The bioscience and technology industry in Sioux Falls is strong, and South Dakota Biotech exists to make it even stronger.
As the state affiliate of the national non-profit, Biotechnology Innovation Organization, SD Biotech is a trade association formed in 2006 to support the state’s bioscience industry.
Executive Director, Joni Johnson, says the primary responsibilities include ensuring that the state’s life science industry is strong and vibrant, and members of the association are getting their business needs met.
The South Dakota chapter has around fifty members, ranging from universities to both early-stage and mature companies.
Members benefit from cost-saving partnerships with organizations like Fisher Scientific and BIO Business Solutions, as well as educational and networking opportunities throughout the year.
While networking events through SD Biotech are geared toward members, Johnson emphasizes the importance of engaging with the entire Sioux Falls community.
“This is a tough industry, it’s a complicated industry, and it’s a high risk industry,” Johnson said. “And it’s important that the business community, such as angel investors, venture capital investors, and even banks and real estate developers, understand what this industry does because it looks much different than most.”
For Sioux Falls and the state as a whole, bioscience has a significant, positive effect on economic development.
Most of the jobs created by the industry are skilled labor, generally requiring undergraduate or higher degrees. According to Johnson, the average salary in bioscience is $61,000 in South Dakota.
“These jobs that we bring to the community are well-paying, and so the footprint is really large when you bring this industry in and support it,” said Johnson.
Still, Johnson acknowledges that it’s a tough industry to break into.
“10 percent make it, and 90 percent fail,” she said. “But the 10 percent that make it are the SABs, the Alumends, the Sanfords and the Averas, and the POETs of the world. They’re making big changes in people’s lives.”

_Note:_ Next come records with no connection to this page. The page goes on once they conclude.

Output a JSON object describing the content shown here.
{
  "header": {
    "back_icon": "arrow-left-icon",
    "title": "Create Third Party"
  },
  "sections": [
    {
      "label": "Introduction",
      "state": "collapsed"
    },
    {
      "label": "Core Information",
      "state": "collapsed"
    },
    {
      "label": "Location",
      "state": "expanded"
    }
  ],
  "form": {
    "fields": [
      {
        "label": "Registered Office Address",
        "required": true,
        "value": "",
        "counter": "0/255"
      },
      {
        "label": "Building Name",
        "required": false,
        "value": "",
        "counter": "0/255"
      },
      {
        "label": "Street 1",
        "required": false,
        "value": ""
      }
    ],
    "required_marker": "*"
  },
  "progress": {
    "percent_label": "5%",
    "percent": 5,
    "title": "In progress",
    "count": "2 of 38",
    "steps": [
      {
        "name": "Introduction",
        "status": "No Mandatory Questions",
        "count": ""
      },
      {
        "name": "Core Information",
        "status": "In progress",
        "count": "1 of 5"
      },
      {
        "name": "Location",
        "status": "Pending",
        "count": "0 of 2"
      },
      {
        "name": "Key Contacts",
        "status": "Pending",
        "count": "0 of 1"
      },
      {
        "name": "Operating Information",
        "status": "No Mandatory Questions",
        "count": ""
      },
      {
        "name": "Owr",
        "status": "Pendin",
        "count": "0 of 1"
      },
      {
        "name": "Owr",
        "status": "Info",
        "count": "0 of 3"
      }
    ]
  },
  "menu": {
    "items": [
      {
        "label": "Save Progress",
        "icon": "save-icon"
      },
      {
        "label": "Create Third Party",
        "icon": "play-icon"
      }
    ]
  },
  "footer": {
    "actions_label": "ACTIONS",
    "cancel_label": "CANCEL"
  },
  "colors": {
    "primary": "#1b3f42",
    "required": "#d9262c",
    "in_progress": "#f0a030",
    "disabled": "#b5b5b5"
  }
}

As such, Johnson is focused on promoting the industry’s opportunities, from job creation to quality of life. SD Biotech aims to be the industry’s trusted advisor in the region, and Johnson believes there’s much to be optimistic about.
“Because of the makeup of South Dakota, with agriculture being its largest industry and healthcare being its largest employer, we see biotech or ag-tech all over the place where they intersect,” Johnson said.
The Benefits of Membership
For those in the industry interested in becoming a member, the investment begins at $500 annually for entrepreneurs, start-ups, and non-profits, and it increases based on revenue.
Organizations and individuals who aren’t directly involved in the industry but maintain related activities or simply wish to support SD Biotech’s mission are also eligible for membership on the Affiliate level. Dues for affiliate members are $1,000 annually or free for students.
In addition to the cost-saving programs, members benefit from the business-to-business connections fostered by SD Biotech.
Johnson is committed to helping members access the knowledge and resources they need, and she often reaches out to colleagues in different states to stay plugged into the latest news and information.
While one might assume that the South Dakota office is small in comparison to most states, Johnson says it’s actually one of the more active branches.
“Most of us have just one employee, but we’re still pretty strong in comparison to other states,” said Johnson.
Johnson attributes this to the access SD Biotech has to important decision makers, in both the public and the private sector.
“We know how to get to the governor’s office pretty easily, and not many states can say that,” she said. “And not just the governor’s office, but the mayor’s office, Forward Sioux Falls, those sorts of organizations. You can get the group around the table that you need to get things done, and that’s a huge plus for us.”
Johnson also acknowledges the support and encouragement of these offices and organizations.
“In terms of biotech, all of those entities want it to succeed, so they’re going to do what they can to help us out,” she said.
Don’t Miss: Upcoming Events
While SD Biotech hosts a variety of events throughout the year (check out their Facebook page to see what’s coming up next), another organization is hosting an event this week that Johnson encourages those in the industry to check out.
The SBA’s Small Business Innovation & Research program (SBIR) is hosting the SBIR Road Tour on May 23, at the University Center. The Road Tour will feature eleven different federal agencies that offer non-dilutive, early-stage funding to small businesses performing tech and scientific research.
The event is open to the public, but Johnson says it’s only relevant to businesses actively seeking funding.
Those interested in applying for funding at the Road Tour should prepare a quad chart explaining their area of research, its application, cost, and development. Questions can be directed to Gary Archamboult, Program Director for SBIR, at (605) 367-5757.
Additionally, SD Biotech will be hosting its largest event of the year in the fall. On October 8, the South Dakota Biotech Annual Summit will be held at the Washington Pavilion.
“It’ll be an all-day affair featuring a variety of speakers,” said Johnson.
The event will be open to the public, and information regarding registration fees and speakers will be announced at a later date.